Two monkeys have been cloned using the technique that produced Dolly the sheep.
Identical long-tailed macaques Zhong Zhong and Hua Hua were born several weeks ago at a laboratory in China.
Scientists say populations of monkeys that are genetically identical will be useful for research into human diseases.
But critics say the work raises ethical concerns by bringing the world closer to human cloning.
Qiang Sun of the Chinese Academy of Sciences Institute of Neuroscience said the cloned monkeys will be useful as a model for studying diseases with a genetic basis, including some cancers, metabolic and immune disorders.
"There are a lot of questions about primate biology that can be studied by having this additional model," he said.
Zhong Zhong was born eight weeks ago and is named after the word for Chinese nation or people. Hua Hua was born six weeks ago.
The researchers say the monkeys are being bottle fed and are currently growing normally. They expect more macaque clones to be born over the coming months.
'Not a stepping stone'
Prof Robin Lovell-Badge of The Francis Crick Institute, London, said the technique used to clone Zhong Zhong and Hua Hua remains "a very inefficient and hazardous procedure".
"The work in this paper is not a stepping-stone to establishing methods for obtaining live born human clones," he said.
Prof Darren Griffin of the University of Kent said the approach may be useful in understanding human diseases, but raised ethical concerns.
"Careful consideration now needs to be given to the ethical framework under which such experiments can, and should, operate," he said.
Dolly made history 20 years ago after being cloned at the Roslin Institute in Edinburgh.
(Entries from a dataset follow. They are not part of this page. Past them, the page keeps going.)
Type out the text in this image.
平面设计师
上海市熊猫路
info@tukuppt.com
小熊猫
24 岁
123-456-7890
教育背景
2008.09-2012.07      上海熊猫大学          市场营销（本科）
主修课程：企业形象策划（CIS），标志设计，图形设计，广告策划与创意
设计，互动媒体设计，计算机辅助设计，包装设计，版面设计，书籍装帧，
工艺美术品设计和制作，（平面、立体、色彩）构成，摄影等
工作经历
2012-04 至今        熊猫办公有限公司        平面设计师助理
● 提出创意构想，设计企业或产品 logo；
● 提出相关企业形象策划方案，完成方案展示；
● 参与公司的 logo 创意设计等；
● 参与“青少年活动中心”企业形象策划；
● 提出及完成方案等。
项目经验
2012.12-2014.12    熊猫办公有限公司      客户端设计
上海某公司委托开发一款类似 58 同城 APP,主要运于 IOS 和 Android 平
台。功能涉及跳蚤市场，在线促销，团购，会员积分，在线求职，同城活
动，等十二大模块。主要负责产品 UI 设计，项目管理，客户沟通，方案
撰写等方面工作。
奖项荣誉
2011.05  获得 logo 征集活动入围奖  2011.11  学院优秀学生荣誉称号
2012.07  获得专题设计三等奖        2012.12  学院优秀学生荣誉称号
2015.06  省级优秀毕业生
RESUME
It was the first time scientists had been able to clone a mammal from an adult cell, taken from the udder.
Since then many other mammals have been cloned using the same somatic cell nuclear transfer technique (SCNT), including cattle, pigs, dogs, cats, mice and rats. This involves transferring DNA from the nucleus of a cell to a donated egg cell that is then prompted to develop into an embryo.
Zhong Zhong and Hua Hua are the first non-human primates cloned through this technique.
In 1999, a rhesus monkey embryo was split in two in order to create two identical twins. One of the baby monkeys born through that technique – called Tetra – has the title of the world's first cloned monkey, but it did not involve the complex process of DNA transfer.
In the study, published in the journal Cell, scientists used DNA from foetal connective tissue cells.
After the DNA was transferred to donated eggs, genetic reprogramming was used to alter genes that would otherwise have stopped the embryo developing.
Zhong Zhong and Hua Hua were the result of 79 attempts. Two other monkeys were initially cloned from a different type of adult cell, but failed to survive.
Dr Sun said: "We tried several different methods, but only one worked. There was much failure before we found a way to successfully clone a monkey."
The scientists say they followed strict international guidelines for animal research, set by the US National Institutes of Health.
Co-researcher Dr Muming Poo, also of the Chinese Academy of Sciences in Shanghai, said: "We are very aware that future research using non-human primates anywhere in the world depends on scientists following very strict ethical standards."